Filières d'élaboration de l'acier.

Jusqu'au milieu du XXe siècle, la quasi-totalité de la production mondiale d'acier est issue des usines sidérurgiques qui ont crû tant en nombre qu'en capacité de production unitaire. Dans leur immense majorité, ces usines sont caractérisées par la production de fonte à partir des minerais de fer locaux grâce au haut fourneau (procédé indirect)[5].

Au cours de la deuxième moitié du XXe siècle le four à arc électrique, cantonné jusqu'alors à la fabrication des aciers spéciaux, devient un outil de plus en plus efficient pour la production massive d'aciers de commodité. Couplé avec la coulée continue de brames minces, un laminoir compact et parfois une usine de réduction directe, il permet la production d'acier dans des usines de taille réduite, les mini-mills[6]. Depuis les années 1980, la sidérurgie s'est réorganisée de manière stable, les aciéries électriques produisant un tiers de la production mondiale d'acier, les deux tiers restant étant élaborés au haut fourneau[5].

Les complexes sidérurgiques classiques s’appuyant sur le haut fourneau sont nommées « usines intégrées ». En effet, pour des raisons d'optimisation énergétique et logistique, la rentabilité d'une usine intégrée s'améliore avec le nombre d'étapes de fabrication qu'elle intègre, et leur équilibre respectif.
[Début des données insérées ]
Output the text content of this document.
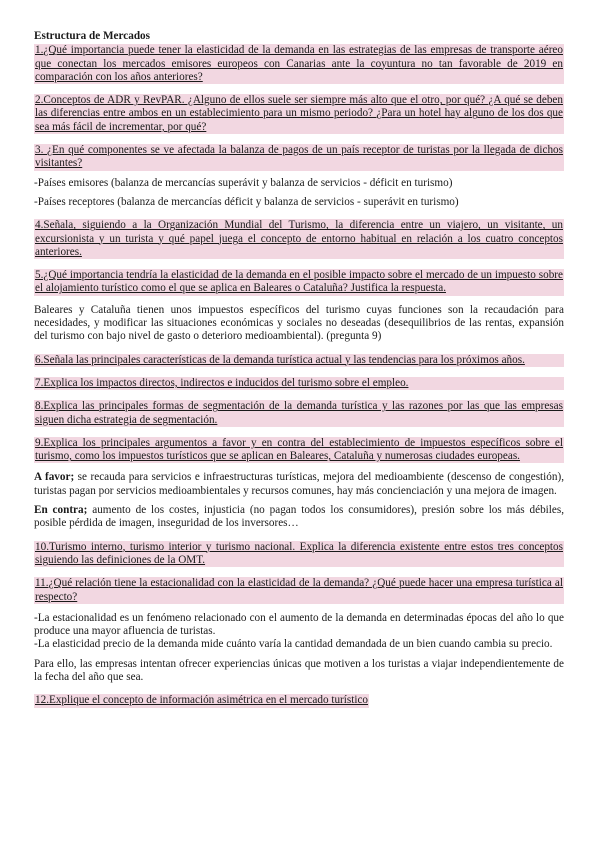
Estructura de Mercados
1.¿Qué importancia puede tener la elasticidad de la demanda en las estrategias de las empresas de transporte aéreo que conectan los mercados emisores europeos con Canarias ante la coyuntura no tan favorable de 2019 en comparación con los años anteriores?
2.Conceptos de ADR y RevPAR. ¿Alguno de ellos suele ser siempre más alto que el otro, por qué? ¿A qué se deben las diferencias entre ambos en un establecimiento para un mismo periodo? ¿Para un hotel hay alguno de los dos que sea más fácil de incrementar, por qué?
3. ¿En qué componentes se ve afectada la balanza de pagos de un país receptor de turistas por la llegada de dichos visitantes?
-Países emisores (balanza de mercancías superávit y balanza de servicios - déficit en turismo)
-Países receptores (balanza de mercancías déficit y balanza de servicios - superávit en turismo)
4.Señala, siguiendo a la Organización Mundial del Turismo, la diferencia entre un viajero, un visitante, un excursionista y un turista y qué papel juega el concepto de entorno habitual en relación a los cuatro conceptos anteriores.
5.¿Qué importancia tendría la elasticidad de la demanda en el posible impacto sobre el mercado de un impuesto sobre el alojamiento turístico como el que se aplica en Baleares o Cataluña? Justifica la respuesta.
Baleares y Cataluña tienen unos impuestos específicos del turismo cuyas funciones son la recaudación para necesidades, y modificar las situaciones económicas y sociales no deseadas (desequilibrios de las rentas, expansión del turismo con bajo nivel de gasto o deterioro medioambiental). (pregunta 9)
6.Señala las principales características de la demanda turística actual y las tendencias para los próximos años.
7.Explica los impactos directos, indirectos e inducidos del turismo sobre el empleo.
8.Explica las principales formas de segmentación de la demanda turística y las razones por las que las empresas siguen dicha estrategia de segmentación.
9.Explica los principales argumentos a favor y en contra del establecimiento de impuestos específicos sobre el turismo, como los impuestos turísticos que se aplican en Baleares, Cataluña y numerosas ciudades europeas.
A favor; se recauda para servicios e infraestructuras turísticas, mejora del medioambiente (descenso de congestión), turistas pagan por servicios medioambientales y recursos comunes, hay más concienciación y una mejora de imagen.
En contra; aumento de los costes, injusticia (no pagan todos los consumidores), presión sobre los más débiles, posible pérdida de imagen, inseguridad de los inversores…
10.Turismo interno, turismo interior y turismo nacional. Explica la diferencia existente entre estos tres conceptos siguiendo las definiciones de la OMT.
11.¿Qué relación tiene la estacionalidad con la elasticidad de la demanda? ¿Qué puede hacer una empresa turística al respecto?
-La estacionalidad es un fenómeno relacionado con el aumento de la demanda en determinadas épocas del año lo que produce una mayor afluencia de turistas.
-La elasticidad precio de la demanda mide cuánto varía la cantidad demandada de un bien cuando cambia su precio.
Para ello, las empresas intentan ofrecer experiencias únicas que motiven a los turistas a viajar independientemente de la fecha del año que sea.
12.Explique el concepto de información asimétrica en el mercado turístico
Ce critère prévaut sur les volumes produits. En effet, ces usines, après une évolution vers le gigantisme (ensembles capable de produire de 15, voire 20 Mt/an d'acier en Asie), tendent, au moins dans les « vieux pays industriels » à se restructurer vers des entreprises plus compactes et homogènes d'une capacité de 2 à 10 Mt/an. De fait, en 2007, un recensement de 185 usines intégrées, abouti à une production moyenne d'environ 5 Mt/an[5].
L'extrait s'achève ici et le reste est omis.